My colleague Trent England recently explained how, if the National Popular Vote interstate compact (NPV) were in effect, California could nullify the popular vote totals of small states simply by allowing 15-, 16-, and 17-year olds to vote. With roughly 1.5 million teenagers in that cohort, even if only half of them voted they would outvote each of nine states (Montana, for example, cast just over 600,000 votes in 2020). This would obviously give California more power to pick the president compared to those states that kept eighteen as the voting age.

But that isn’t the only way a state could use children to juice its vote totals and grab more power under NPV. In fact, the current Republican nominee for vice president, JD Vance, has proposed letting parents cast votes on behalf of their children, which would give even more power to any state that wanted to play an outsized role in picking the president (though his proposal was not connected to NPV).
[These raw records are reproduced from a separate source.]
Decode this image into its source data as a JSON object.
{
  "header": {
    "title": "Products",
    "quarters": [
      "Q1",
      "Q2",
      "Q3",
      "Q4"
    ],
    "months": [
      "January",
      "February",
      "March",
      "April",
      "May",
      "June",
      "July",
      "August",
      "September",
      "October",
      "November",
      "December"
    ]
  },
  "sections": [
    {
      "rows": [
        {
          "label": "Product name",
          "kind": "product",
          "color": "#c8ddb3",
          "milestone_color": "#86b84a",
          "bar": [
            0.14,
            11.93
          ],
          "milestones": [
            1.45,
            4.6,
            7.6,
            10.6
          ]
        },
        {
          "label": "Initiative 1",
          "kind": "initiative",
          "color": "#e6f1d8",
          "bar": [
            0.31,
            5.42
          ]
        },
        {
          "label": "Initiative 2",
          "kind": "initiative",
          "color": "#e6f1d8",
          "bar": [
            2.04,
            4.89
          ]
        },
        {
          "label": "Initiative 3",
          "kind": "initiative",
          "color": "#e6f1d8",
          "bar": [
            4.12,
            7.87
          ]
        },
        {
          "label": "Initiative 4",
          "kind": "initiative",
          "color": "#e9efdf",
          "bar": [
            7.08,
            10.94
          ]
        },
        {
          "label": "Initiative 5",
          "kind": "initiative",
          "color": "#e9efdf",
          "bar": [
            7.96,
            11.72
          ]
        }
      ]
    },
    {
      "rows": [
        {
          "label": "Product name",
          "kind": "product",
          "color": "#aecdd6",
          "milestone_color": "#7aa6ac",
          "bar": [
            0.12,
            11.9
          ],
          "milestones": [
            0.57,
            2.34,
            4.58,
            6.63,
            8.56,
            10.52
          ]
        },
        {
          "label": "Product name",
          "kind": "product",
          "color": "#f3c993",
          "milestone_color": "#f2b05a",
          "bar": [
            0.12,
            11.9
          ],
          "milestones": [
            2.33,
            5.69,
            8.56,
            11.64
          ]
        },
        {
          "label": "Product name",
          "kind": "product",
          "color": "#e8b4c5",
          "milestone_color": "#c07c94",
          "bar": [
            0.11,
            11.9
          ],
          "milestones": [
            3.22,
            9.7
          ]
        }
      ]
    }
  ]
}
Vance isn’t the only one offering this idea, known as Demeny Voting. Two respected law professors have a recent paper in the Notre Dame Law Review advocating for it, and I know it’s something being discussed in the election policy community.

A state that gave parents the right to cast votes on behalf of their minor children would immediately increase its power in the presidential election process. Consider Utah, with around a million children age 17 and under living with parents or guardians. That’s a lot of new votes to add into the national count. And because older adults typically vote at much higher rates than younger voters, it might even be possible that a small state like Utah giving parents the right to vote for their minor children would largely offset the effect of California allowing everyone fifteen and older to vote.

And of course, given the partisan makeup of each state, it seems fair to assume that those new votes in California are going to lean one way while the new votes in Utah go the other way.

None of this seems terribly advisable, not if done purely for political reasons in a tit-for-tat partisan battle. Unfortunately this is what NPV would lead to—a handful of states at first, followed by many others, all frantically scheming and maneuvering to expand their electorate in ways that might not be wise but that either give them more power or that attempt to claw back power taken from them. 

It reminds me of comments made a few years ago by Yale Law Professor Akhil Amar, one of the people who initially developed the idea of NPV:

…California could say: “Now that we have the National Popular Vote Interstate Compact and we’re going to look at the national popular vote, we’re going to let seventeen-year-olds vote.” Texas might then say: “Ah, that’s very interesting, now California is going to play a little bigger role because more Californians can vote, so we’re going to let sixteen-year-olds vote.” Then Arkansas comes along and says: “Well, actually, we’re going to let dogs vote.”

As Trent said in the earlier post, a race to the bottom.